The company’s new Spidola Fuzz uses the same Germanium transistors found in the vintage fuzzes of the ’70s, but the unique feature of this pedal consists of splitting the signal in a lower and upper frequency after the first gain stage, so that the lower-end side of your tone gets an extra, separate drive stage (through the Low knob) and gets then reintegrated in the mix, adding mud-less thickness that can be controlled independently from the fuzz’s mids and highs.
Here’s a graph explaining the signal flow and the function of each knob:
Keeping the Low knob down can produce tones reminiscent of the vintage treble boosters (think Range Master), while turning it up to halfway or more will produce a meaty fuzz sound.

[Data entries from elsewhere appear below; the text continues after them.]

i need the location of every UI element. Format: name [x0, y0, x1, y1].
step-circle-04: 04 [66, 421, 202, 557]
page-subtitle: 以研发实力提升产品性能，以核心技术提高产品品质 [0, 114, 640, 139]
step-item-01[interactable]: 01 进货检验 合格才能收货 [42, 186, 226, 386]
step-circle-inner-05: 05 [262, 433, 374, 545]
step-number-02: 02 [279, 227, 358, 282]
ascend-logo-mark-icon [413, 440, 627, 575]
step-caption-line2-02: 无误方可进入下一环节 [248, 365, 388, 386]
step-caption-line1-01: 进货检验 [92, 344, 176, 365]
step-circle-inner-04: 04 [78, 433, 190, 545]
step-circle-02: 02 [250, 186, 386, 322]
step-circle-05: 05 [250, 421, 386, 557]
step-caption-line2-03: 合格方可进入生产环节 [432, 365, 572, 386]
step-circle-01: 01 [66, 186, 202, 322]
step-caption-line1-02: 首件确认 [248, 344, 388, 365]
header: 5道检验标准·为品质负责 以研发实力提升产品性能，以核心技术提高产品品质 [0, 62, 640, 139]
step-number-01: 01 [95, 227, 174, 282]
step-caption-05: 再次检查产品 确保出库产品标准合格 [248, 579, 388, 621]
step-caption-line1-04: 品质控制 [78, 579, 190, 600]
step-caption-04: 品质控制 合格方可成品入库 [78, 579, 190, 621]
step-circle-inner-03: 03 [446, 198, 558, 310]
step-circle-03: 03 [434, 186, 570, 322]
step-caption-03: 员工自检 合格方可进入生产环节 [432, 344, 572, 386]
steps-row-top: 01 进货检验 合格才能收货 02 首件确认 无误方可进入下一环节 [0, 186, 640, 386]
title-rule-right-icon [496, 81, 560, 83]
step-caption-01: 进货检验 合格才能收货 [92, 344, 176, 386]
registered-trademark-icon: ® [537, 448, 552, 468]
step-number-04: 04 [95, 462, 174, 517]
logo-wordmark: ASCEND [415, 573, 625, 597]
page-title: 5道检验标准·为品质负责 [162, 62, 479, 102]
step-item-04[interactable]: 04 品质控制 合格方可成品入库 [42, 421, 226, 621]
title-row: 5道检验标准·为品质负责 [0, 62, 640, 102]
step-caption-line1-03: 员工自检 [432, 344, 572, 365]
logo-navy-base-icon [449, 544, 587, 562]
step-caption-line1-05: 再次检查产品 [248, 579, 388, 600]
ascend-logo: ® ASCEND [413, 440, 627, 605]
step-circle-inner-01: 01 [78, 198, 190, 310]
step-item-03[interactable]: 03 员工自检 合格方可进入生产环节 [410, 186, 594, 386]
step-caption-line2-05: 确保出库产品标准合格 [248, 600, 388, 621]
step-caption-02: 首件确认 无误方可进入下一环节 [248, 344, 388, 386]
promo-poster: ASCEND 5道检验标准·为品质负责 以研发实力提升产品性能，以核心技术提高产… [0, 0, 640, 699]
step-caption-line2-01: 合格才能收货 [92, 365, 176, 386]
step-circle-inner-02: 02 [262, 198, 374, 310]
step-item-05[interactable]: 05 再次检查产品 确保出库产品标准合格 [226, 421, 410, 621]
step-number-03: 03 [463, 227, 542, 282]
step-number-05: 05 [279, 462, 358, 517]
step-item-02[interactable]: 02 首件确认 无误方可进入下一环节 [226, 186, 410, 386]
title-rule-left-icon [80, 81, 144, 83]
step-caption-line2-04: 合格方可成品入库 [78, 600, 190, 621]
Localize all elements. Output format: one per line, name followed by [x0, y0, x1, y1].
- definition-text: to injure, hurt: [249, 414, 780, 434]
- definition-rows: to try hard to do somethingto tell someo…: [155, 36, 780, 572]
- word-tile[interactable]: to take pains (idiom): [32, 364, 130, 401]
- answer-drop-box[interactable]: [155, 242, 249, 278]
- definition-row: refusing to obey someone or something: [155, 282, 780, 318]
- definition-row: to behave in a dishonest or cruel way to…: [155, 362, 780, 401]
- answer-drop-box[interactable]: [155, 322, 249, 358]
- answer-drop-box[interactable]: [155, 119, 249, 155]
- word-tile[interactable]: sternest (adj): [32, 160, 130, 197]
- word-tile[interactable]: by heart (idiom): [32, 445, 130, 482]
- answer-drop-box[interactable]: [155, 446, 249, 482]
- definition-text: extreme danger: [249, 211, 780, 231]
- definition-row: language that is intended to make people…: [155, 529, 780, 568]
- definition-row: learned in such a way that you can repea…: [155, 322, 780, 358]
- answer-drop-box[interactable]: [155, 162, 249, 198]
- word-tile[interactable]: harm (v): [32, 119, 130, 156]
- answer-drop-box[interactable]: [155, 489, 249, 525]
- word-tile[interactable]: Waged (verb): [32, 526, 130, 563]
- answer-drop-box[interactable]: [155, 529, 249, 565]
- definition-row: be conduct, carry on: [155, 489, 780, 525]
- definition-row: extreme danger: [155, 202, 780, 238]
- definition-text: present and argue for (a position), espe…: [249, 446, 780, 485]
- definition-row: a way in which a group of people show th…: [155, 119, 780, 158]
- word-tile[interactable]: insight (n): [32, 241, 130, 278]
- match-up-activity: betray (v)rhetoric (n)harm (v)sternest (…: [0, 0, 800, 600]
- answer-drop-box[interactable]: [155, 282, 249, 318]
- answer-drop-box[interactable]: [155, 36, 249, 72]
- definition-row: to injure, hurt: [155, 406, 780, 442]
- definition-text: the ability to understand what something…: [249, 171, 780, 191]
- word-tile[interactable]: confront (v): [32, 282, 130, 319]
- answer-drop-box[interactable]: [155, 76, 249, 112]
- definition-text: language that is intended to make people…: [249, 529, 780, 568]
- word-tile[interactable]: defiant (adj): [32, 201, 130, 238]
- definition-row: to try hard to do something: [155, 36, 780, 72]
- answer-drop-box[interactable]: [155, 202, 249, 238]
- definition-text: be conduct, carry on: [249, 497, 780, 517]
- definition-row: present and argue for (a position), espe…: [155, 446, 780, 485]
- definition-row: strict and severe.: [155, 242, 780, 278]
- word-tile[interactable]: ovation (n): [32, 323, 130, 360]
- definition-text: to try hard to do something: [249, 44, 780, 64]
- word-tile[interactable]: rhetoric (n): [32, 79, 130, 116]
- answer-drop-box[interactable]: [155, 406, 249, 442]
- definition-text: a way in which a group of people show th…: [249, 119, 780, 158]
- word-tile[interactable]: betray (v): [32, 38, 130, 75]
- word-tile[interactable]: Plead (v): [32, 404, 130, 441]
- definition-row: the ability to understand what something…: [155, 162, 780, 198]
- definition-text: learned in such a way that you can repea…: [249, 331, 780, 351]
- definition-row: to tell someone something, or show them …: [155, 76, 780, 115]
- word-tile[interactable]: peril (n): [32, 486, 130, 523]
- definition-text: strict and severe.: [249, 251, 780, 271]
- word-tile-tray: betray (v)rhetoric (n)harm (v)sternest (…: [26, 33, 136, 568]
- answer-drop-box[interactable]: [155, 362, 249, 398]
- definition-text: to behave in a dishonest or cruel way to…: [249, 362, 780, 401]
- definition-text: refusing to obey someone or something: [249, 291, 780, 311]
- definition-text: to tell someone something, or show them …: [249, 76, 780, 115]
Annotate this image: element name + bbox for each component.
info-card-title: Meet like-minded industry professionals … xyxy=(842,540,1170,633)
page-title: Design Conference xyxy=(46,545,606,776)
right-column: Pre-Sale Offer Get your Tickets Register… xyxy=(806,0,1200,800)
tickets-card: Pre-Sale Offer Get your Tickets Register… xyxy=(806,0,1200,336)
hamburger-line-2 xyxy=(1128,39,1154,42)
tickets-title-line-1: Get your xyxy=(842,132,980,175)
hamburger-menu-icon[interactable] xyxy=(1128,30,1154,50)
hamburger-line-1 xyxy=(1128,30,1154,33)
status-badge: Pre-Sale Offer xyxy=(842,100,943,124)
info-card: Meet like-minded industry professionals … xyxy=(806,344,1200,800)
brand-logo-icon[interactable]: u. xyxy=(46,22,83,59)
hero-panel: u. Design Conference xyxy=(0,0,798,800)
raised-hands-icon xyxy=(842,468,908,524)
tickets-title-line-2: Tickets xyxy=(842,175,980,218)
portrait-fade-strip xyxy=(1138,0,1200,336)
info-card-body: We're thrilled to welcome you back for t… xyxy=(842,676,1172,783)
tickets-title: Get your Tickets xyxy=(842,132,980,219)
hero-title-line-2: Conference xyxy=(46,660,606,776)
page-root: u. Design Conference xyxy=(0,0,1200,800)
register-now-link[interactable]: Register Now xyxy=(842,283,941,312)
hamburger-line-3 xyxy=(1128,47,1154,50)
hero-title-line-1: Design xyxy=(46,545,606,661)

If you are wondering how the Demedash Effects Spidola sounds, here are the video demos of it for you:
The Spidola Germanium Fuzz is not only designed to create the sounds that riff-heavy rockers from the 1970s squeezed out of their gear by running Germanium Treble boosters into overloaded amps, it uses germanium transistors from that very era to get it done.
Sympathetic to the fact that you may not have a full speaker stack to make up the bottom end of your playing, the Spidola overdrives your bass and mixes it back in with the treble boosted fuzz, giving you a glorious, thick sound that can sear through a mix without muddying up notes and easily clean up by rolling back your guitar’s volume knob.